Ivory Coast: Concerns over a questionable trial

At the end of a trial filled with many inconsistencies, the Assize Court rendered its verdict in the case of endangering State security during the post-election crisis period. Our organisations express their concern over the unfolding of this trial and its possible impact on cases on the most serious crimes that are currently being investigated.

Initially expected to be held in October 2014, the trial before the Assize Court was held to hear the following cases: endangering national security, attempt or conspiracy against State authority, forming of armed groups, leading or participating in an armed group, participation in an insurrection movement, disruption of public safety, coalition of civil servants, rebellion, usurpation of functions, tribalism and xenophobia. All these were alleged facts against the pro-Gbagbo relating to the post-electoral crisis. The trial was finally started on the 29 December 2014.

81 defendants appeared before the court and the verdict was rendered on the 10 March, 2015. Many of them were sentenced to incarceration, notably the former First Lady Simone Gbagbo who received a sentence of 20 years in prison and Michel Gbagbo, the son of ex-president Laurent Gbagbo, condemned to 5 years in prison.

FIDH, MIDH and the LIDHO, who were able to observe the important parts of the trial, deplore the poor quality of the investigations which did not, or did little, to support the charges against the defendants and which revealed the deficiencies: lack of real evidence, weak arguments by witnesses against the defence and of the prosecution as a whole.

"The weakness of the trial showed that we still have a long way to go to achieve justice in Ivory Coast. At the end of the trial, some people received severe sentencing, on the basis of essentially unconvincing evidence, which does not add to the credibility of Ivory Coast justice that is so sorely needed to establish a rule of law that can last," stated Yacouba Doumbia, MIDH President.
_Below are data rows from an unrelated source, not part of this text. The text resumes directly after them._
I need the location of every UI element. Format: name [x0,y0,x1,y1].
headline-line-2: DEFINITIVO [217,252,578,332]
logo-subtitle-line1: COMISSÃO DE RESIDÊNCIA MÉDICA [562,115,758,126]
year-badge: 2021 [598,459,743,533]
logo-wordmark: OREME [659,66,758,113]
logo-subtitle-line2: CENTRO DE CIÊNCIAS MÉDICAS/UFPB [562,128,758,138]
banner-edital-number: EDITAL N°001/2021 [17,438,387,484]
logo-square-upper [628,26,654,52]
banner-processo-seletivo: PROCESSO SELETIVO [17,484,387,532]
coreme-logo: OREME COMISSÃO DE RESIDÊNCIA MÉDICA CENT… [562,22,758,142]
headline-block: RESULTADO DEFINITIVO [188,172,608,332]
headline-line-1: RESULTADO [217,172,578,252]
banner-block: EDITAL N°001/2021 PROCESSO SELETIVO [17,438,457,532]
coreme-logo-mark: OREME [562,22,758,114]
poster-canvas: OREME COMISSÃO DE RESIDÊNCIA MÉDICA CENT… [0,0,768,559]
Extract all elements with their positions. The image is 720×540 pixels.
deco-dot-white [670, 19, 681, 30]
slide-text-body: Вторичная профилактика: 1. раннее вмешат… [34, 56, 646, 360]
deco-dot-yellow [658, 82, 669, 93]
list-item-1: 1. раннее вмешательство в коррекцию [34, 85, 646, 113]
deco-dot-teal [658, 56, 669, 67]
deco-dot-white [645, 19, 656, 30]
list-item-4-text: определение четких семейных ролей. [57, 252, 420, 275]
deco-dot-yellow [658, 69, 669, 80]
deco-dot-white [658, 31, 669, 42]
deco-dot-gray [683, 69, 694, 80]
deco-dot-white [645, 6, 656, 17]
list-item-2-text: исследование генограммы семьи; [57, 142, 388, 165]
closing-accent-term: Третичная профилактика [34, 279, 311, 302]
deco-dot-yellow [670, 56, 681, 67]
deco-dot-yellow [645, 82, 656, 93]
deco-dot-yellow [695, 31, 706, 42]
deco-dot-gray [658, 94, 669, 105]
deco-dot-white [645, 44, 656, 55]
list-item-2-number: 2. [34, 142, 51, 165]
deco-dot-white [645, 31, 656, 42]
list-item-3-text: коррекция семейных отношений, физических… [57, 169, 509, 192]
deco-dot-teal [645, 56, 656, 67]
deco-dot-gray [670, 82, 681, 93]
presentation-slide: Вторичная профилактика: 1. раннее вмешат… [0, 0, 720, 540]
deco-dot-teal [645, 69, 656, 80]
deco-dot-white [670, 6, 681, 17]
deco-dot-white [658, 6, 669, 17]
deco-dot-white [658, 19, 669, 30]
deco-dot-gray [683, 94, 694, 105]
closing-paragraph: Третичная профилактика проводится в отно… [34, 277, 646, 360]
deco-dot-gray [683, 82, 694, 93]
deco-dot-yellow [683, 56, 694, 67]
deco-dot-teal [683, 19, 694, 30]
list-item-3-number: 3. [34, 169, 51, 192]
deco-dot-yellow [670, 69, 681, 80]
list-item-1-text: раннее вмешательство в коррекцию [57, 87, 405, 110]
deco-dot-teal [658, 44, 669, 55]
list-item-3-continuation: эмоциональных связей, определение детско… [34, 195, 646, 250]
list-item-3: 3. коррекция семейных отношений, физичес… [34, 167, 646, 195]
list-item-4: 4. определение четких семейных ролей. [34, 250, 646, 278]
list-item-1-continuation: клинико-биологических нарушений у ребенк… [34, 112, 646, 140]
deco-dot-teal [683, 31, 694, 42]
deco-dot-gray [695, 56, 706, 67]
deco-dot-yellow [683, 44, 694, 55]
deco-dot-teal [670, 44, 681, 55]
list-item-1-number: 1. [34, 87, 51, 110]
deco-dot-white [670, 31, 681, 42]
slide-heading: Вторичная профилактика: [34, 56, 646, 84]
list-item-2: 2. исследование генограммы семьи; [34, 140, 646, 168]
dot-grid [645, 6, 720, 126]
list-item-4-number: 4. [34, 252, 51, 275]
The shortcomings of this trial is also concerning for the ongoing investigations into the most serious crimes committed during the post-electoral crisis, when over 3,000 people were killed and hundreds of women were victims of rape and other sexual assaults. FIDH, LIDHO and MIDH have filed as civil parties in these legal proceedings and are supporting some 100 victims by appearing with them before national courts. These victims expect fair trials that meet international standards.

"For victims of the most serious crimes of the post-electoral crisis whom we are representing, this trial was a test case, because the legal investigations concerning them are still in process. The least we can say today, is that we do not feel reassured, and that Ivory Coast justice will have to give greater guarantees in judging the serious human rights violations committed between 2010 and 2011 by the Gbagbo and Ouattara sides," declared Drissa Traore, FIDH Vice-resident.

While Trial Chamber I of the International Criminal Court (ICC) announced, on 11 March 2015 that the cases of Laurent Gbagbo and Charles Blé Goudé would be combined, Simone Gagbo stands accused of crimes against humanity by the ICC. She has also been charged for these crimes by Ivorian courts, in an ongoing investigation by the Special Investigation and Examination Unit (Cellule spéciale d’enquête et d’instruction, CSEI).

"This trial should serve as a counter-example for the current proceedings on the serious human rights violations: Ivorian justice must immediately ensure that the proceedings are carried out in a careful, disciplined manner, where the charges are sufficiently documented and the prosecutions are fair, so that the victims can finally obtain justice in the trials to come. Otherwise, Ivory Coast should transfer the case of Simone Gbagbo, who is under an international arrest warrant, to the ICC.," stated Patrick Baudouin, FIDH Honorary President and Head of its Litigation Action Group.